Но Котя и не думал шевелить пальцами. Точно деревяшки лежали они на белых и черных клавишах.
Тетя Лиззи вытащила из бокового карманчика ириску. Котя раскрыл рот, и тетя Лиззи положила ириску, как в копилочку. Котя ударил по клавишам, повторяя за тетей Лиззи:
- До-ре-ми…
- Еще раз, Котик, - сказала тетя Лиззи.
Котя ударил по клавишам так, что из них полетели искры.
- Не так сильно, Котя. Мягче, эластичнее. Еще.
Котя еле-еле притронулся к клавишам.
- Нет, сильнее, Котик.
- Да, то сильнее, то слабее, - захныкал Котя, - не хочу.

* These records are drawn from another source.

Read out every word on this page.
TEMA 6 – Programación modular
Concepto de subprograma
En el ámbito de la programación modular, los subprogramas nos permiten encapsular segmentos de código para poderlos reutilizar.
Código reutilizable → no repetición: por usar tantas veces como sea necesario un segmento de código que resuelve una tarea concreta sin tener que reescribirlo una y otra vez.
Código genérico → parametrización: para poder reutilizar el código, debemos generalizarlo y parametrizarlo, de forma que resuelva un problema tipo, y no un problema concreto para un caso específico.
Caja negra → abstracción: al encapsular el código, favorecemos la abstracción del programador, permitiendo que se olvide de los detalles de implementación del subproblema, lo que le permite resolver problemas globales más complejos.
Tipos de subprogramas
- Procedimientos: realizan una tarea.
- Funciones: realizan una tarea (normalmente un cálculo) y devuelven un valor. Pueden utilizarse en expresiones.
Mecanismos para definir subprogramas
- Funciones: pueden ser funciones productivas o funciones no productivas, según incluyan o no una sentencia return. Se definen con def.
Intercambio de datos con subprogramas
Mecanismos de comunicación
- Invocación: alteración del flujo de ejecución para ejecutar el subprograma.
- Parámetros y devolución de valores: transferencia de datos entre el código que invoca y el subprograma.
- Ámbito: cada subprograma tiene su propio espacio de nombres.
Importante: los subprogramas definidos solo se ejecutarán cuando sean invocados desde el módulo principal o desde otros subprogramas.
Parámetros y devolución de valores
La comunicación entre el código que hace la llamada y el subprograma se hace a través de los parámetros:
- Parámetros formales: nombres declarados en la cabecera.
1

- Ну, теперь сыграем фа-соль.
Тетя Лиззи вытащила новую ириску. Котя раскрыл рот.
- Ну, вот так и играй, - сказала тетя Лиззи, - много-много раз, пока я не приду.
Котя повторил:
- Много, много, много раз, - и стал стучать по клавишам - сначала по нужным, а потом и по ненужным. Один раз даже ударил по клавишам лбом и прислушался, что из этого получилось. Потом и это надоело.

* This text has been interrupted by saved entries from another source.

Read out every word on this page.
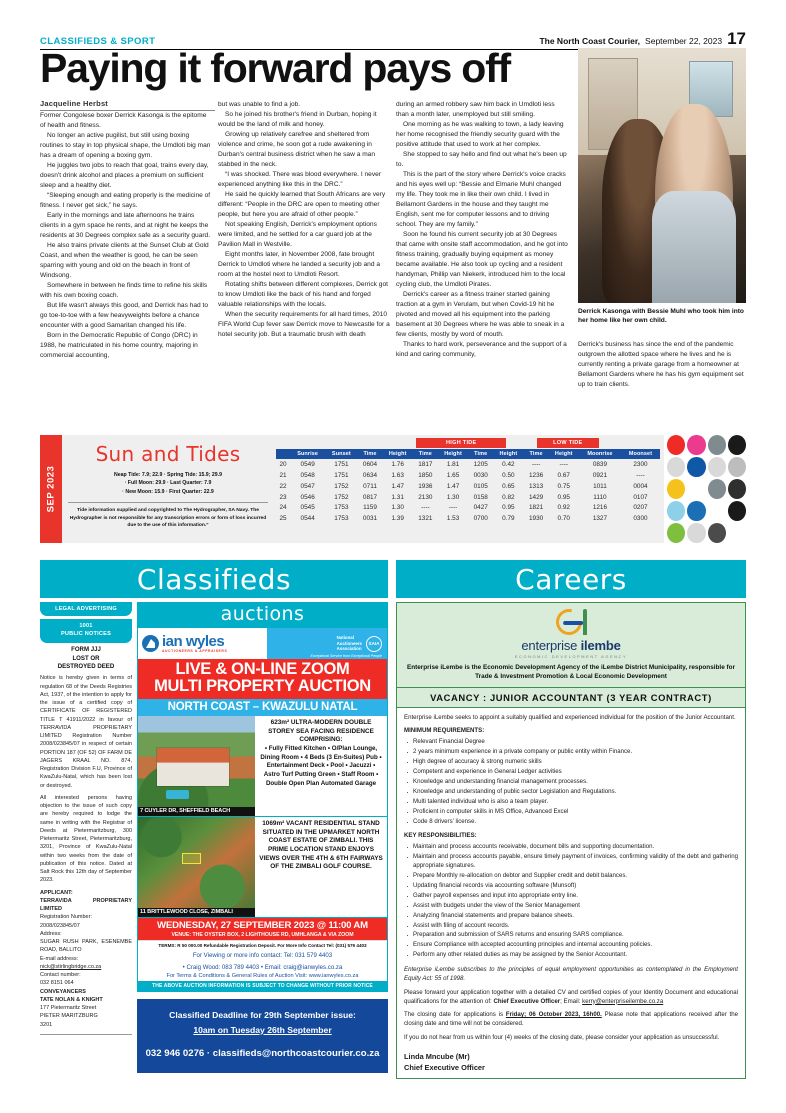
CLASSIFIEDS & SPORT	The North Coast Courier, September 22, 2023 17
Paying it forward pays off
Jacqueline Herbst

Former Congolese boxer Derrick Kasonga is the epitome of health and fitness.

No longer an active pugilist, but still using boxing routines to stay in top physical shape, the Umdloti big man has a dream of opening a boxing gym.

He juggles two jobs to reach that goal, trains every day, doesn't drink alcohol and places a premium on sufficient sleep and a healthy diet.

“Sleeping enough and eating properly is the medicine of fitness. I never get sick,” he says.

Early in the mornings and late afternoons he trains clients in a gym space he rents, and at night he keeps the residents at 30 Degrees complex safe as a security guard.

He also trains private clients at the Sunset Club at Gold Coast, and when the weather is good, he can be seen sparring with young and old on the beach in front of Windsong.

Somewhere in between he finds time to refine his skills with his own boxing coach.

But life wasn't always this good, and Derrick has had to go toe-to-toe with a few heavyweights before a chance encounter with a good Samaritan changed his life.

Born in the Democratic Republic of Congo (DRC) in 1988, he matriculated in his home country, majoring in commercial accounting,

but was unable to find a job.

So he joined his brother's friend in Durban, hoping it would be the land of milk and honey.

Growing up relatively carefree and sheltered from violence and crime, he soon got a rude awakening in Durban's central business district when he saw a man stabbed in the neck.

“I was shocked. There was blood everywhere. I never experienced anything like this in the DRC.”

He said he quickly learned that South Africans are very different: “People in the DRC are open to meeting other people, but here you are afraid of other people.”

Not speaking English, Derrick's employment options were limited, and he settled for a car guard job at the Pavilion Mall in Westville.

Eight months later, in November 2008, fate brought Derrick to Umdloti where he landed a security job and a room at the hostel next to Umdloti Resort.

Rotating shifts between different complexes, Derrick got to know Umdloti like the back of his hand and forged valuable relationships with the locals.

When the security requirements for all hard times, 2010 FIFA World Cup fever saw Derrick move to Newcastle for a hotel security job. But a traumatic brush with death

during an armed robbery saw him back in Umdloti less than a month later, unemployed but still smiling.

One morning as he was walking to town, a lady leaving her home recognised the friendly security guard with the positive attitude that used to work at her complex.

She stopped to say hello and find out what he's been up to.

This is the part of the story where Derrick's voice cracks and his eyes well up: “Bessie and Elmarie Muhl changed my life. They took me in like their own child. I lived in Bellamont Gardens in the house and they taught me English, sent me for computer lessons and to driving school. They are my family.”

Soon he found his current security job at 30 Degrees that came with onsite staff accommodation, and he got into fitness training, gradually buying equipment as money became available. He also took up cycling and a resident handyman, Phillip van Niekerk, introduced him to the local cycling club, the Umdloti Pirates.

Derrick's career as a fitness trainer started gaining traction at a gym in Verulam, but when Covid-19 hit he pivoted and moved all his equipment into the parking basement at 30 Degrees where he was able to sneak in a few clients, mostly by word of mouth.

Thanks to hard work, perseverance and the support of a kind and caring community,

Derrick's business has since the end of the pandemic outgrown the allotted space where he lives and he is currently renting a private garage from a homeowner at Bellamont Gardens where he has his gym equipment set up to train clients.

Derrick Kasonga with Bessie Muhl who took him into her home like her own child.
SEP 2023
Sun and Tides
Neap Tide: 7.9; 22.9 · Spring Tide: 15.9; 29.9
· Full Moon: 29.9 · Last Quarter: 7.9
· New Moon: 15.9 · First Quarter: 22.9
Tide information supplied and copyrighted to The Hydrographer, SA Navy. The Hydrographer is not responsible for any transcription errors or form of loss incurred due to the use of this information.”
HIGH TIDE	LOW TIDE
	Sunrise	Sunset	Time	Height	Time	Height	Time	Height	Time	Height	Moonrise	Moonset
20	0549	1751	0604	1.76	1817	1.81	1205	0.42	----	----	0839	2300
21	0548	1751	0634	1.63	1850	1.65	0030	0.50	1236	0.67	0921	----
22	0547	1752	0711	1.47	1936	1.47	0105	0.65	1313	0.75	1011	0004
23	0546	1752	0817	1.31	2130	1.30	0158	0.82	1429	0.95	1110	0107
24	0545	1753	1159	1.30	----	----	0427	0.95	1821	0.92	1216	0207
25	0544	1753	0031	1.39	1321	1.53	0700	0.79	1930	0.70	1327	0300
Classifieds	Careers
LEGAL ADVERTISING
1001
PUBLIC NOTICES
FORM JJJ
LOST OR
DESTROYED DEED

Notice is hereby given in terms of regulation 68 of the Deeds Registries Act, 1937, of the intention to apply for the issue of a certified copy of CERTIFICATE OF REGISTERED TITLE T 41911/2022 in favour of TERRAVIDA PROPRIETARY LIMITED Registration Number 2008/023845/07 in respect of certain PORTION 187 (OF 52) OF FARM DE JAGERS KRAAL NO. 874, Registration Division F.U, Province of KwaZulu-Natal, which has been lost or destroyed.

All interested persons having objection to the issue of such copy are hereby required to lodge the same in writing with the Registrar of Deeds at Pietermaritzburg, 300 Pietermaritz Street, Pietermaritzburg, 3201, Province of KwaZulu-Natal within two weeks from the date of publication of this notice. Dated at Salt Rock this 12th day of September 2023.

APPLICANT:
TERRAVIDA PROPRIETARY LIMITED
Registration Number:
2008/023845/07
Address:
SUGAR RUSH PARK, ESENEMBE ROAD, BALLITO
E-mail address:
nick@stirlingbridge.co.za
Contact number:
032 8151 064
CONVEYANCERS
TATE NOLAN & KNIGHT
177 Pietermaritz Street
PIETER MARITZBURG
3201
auctions
ian wyles
AUCTIONEERS & APPRAISERS
National
Auctioneers
Association
SAIA
Exceptional Service from Exceptional People
LIVE & ON-LINE ZOOM
MULTI PROPERTY AUCTION
NORTH COAST – KWAZULU NATAL
7 CUYLER DR, SHEFFIELD BEACH
623m² ULTRA-MODERN DOUBLE STOREY SEA FACING RESIDENCE COMPRISING:
• Fully Fitted Kitchen • O/Plan Lounge, Dining Room • 4 Beds (3 En-Suites) Pub • Entertainment Deck • Pool • Jacuzzi • Astro Turf Putting Green • Staff Room • Double Open Plan Automated Garage
11 BRITTLEWOOD CLOSE, ZIMBALI
1069m² VACANT RESIDENTIAL STAND SITUATED IN THE UPMARKET NORTH COAST ESTATE OF ZIMBALI. THIS PRIME LOCATION STAND ENJOYS VIEWS OVER THE 4TH & 6TH FAIRWAYS OF THE ZIMBALI GOLF COURSE.
WEDNESDAY, 27 SEPTEMBER 2023 @ 11:00 AM
VENUE: THE OYSTER BOX, 2 LIGHTHOUSE RD, UMHLANGA & VIA ZOOM
TERMS: R 50 000.00 Refundable Registration Deposit. For More Info Contact Tel: (031) 579 4403
For Viewing or more info contact: Tel: 031 579 4403
• Craig Wood: 083 789 4403 • Email: craig@ianwyles.co.za
For Terms & Conditions & General Rules of Auction Visit: www.ianwyles.co.za
THE ABOVE AUCTION INFORMATION IS SUBJECT TO CHANGE WITHOUT PRIOR NOTICE
Classified Deadline for 29th September issue:
10am on Tuesday 26th September
032 946 0276 · classifieds@northcoastcourier.co.za
enterprise ilembe
ECONOMIC DEVELOPMENT AGENCY
Enterprise iLembe is the Economic Development Agency of the iLembe District Municipality, responsible for Trade & Investment Promotion & Local Economic Development
VACANCY : JUNIOR ACCOUNTANT (3 YEAR CONTRACT)

Enterprise iLembe seeks to appoint a suitably qualified and experienced individual for the position of the Junior Accountant.

MINIMUM REQUIREMENTS:
· Relevant Financial Degree
· 2 years minimum experience in a private company or public entity within Finance.
· High degree of accuracy & strong numeric skills
· Competent and experience in General Ledger activities
· Knowledge and understanding financial management processes.
· Knowledge and understanding of public sector Legislation and Regulations.
· Multi talented individual who is also a team player.
· Proficient in computer skills in MS Office, Advanced Excel
· Code 8 drivers' license.
KEY RESPONSIBILITIES:
· Maintain and process accounts receivable, document bills and supporting documentation.
· Maintain and process accounts payable, ensure timely payment of invoices, confirming validity of the debt and gathering appropriate signatures.
· Prepare Monthly re-allocation on debtor and Supplier credit and debit balances.
· Updating financial records via accounting software (Munsoft)
· Gather payroll expenses and input into appropriate entry line.
· Assist with budgets under the view of the Senior Management
· Analyzing financial statements and prepare balance sheets.
· Assist with filing of account records.
· Preparation and submission of SARS returns and ensuring SARS compliance.
· Ensure Compliance with accepted accounting principles and internal accounting policies.
· Perform any other related duties as may be assigned by the Senior Accountant.

Enterprise iLembe subscribes to the principles of equal employment opportunities as contemplated in the Employment Equity Act: 55 of 1998.

Please forward your application together with a detailed CV and certified copies of your Identity Document and educational qualifications for the attention of: Chief Executive Officer; Email: kerry@enterpriseilembe.co.za

The closing date for applications is Friday; 06 October 2023, 16h00. Please note that applications received after the closing date and time will not be considered.

If you do not hear from us within four (4) weeks of the closing date, please consider your application as unsuccessful.

Linda Mncube (Mr)
Chief Executive Officer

Он раскачивался на стуле и распевал:
- Много, много, много раз… Псс! - неожиданно сказал Котя. - Слышишь?
Громадный, как пароход, зеркальный буфет, наполненный пряниками и шоколадными бомбами, звенел.
Рюмочки на высоких тонких ножках имели удивительно деликатную, тонкую натуру. И когда проехала по улице телега, они заволновались: дзинь-дзинь! И долго потом о чем-то шептали и шептали. А толстый, глупый кувшин, тот только басом - о-о! - удивлялся тому, что сообщали ему тонконогие рюмочки, которые бывали на столах и слышали, что говорят гости, и поэтому всё знали. И лишь угрюмые перечница да уксусник молчали, не впутывая свои острые, горькие и хитрые словечки в легкомысленную, по их мнению, болтовню рюмочек.
Золотой ключик от буфета, по рассказам Коти, был спрятан в золотом яйце, а золотое яйцо в шкатулке, а шкатулку проглотила рыба, а рыба спит на дне океана, и буфет стоит так, вечно заколдованный, пока не придет предопределенный день, когда рыба всплывет наружу, выплюнет шкатулку, шкатулка со звоном раскроется, из нее выпадет и разобьется золотое яйцо. И тогда Котя достанет золотой ключик, откроет буфет и вынет шоколадную бомбу.
Но когда и я подошел к буфету, Котя поспешно сказал:
- Иди, иди, нечего тебе здесь делать.
- Есть что, - сказал я.
- Уходи, это мой дом! - крикнул Котя и толкнул меня в грудь.
- Нет, это мой дом! - вдруг крикнул я и тоже толкнул его в грудь.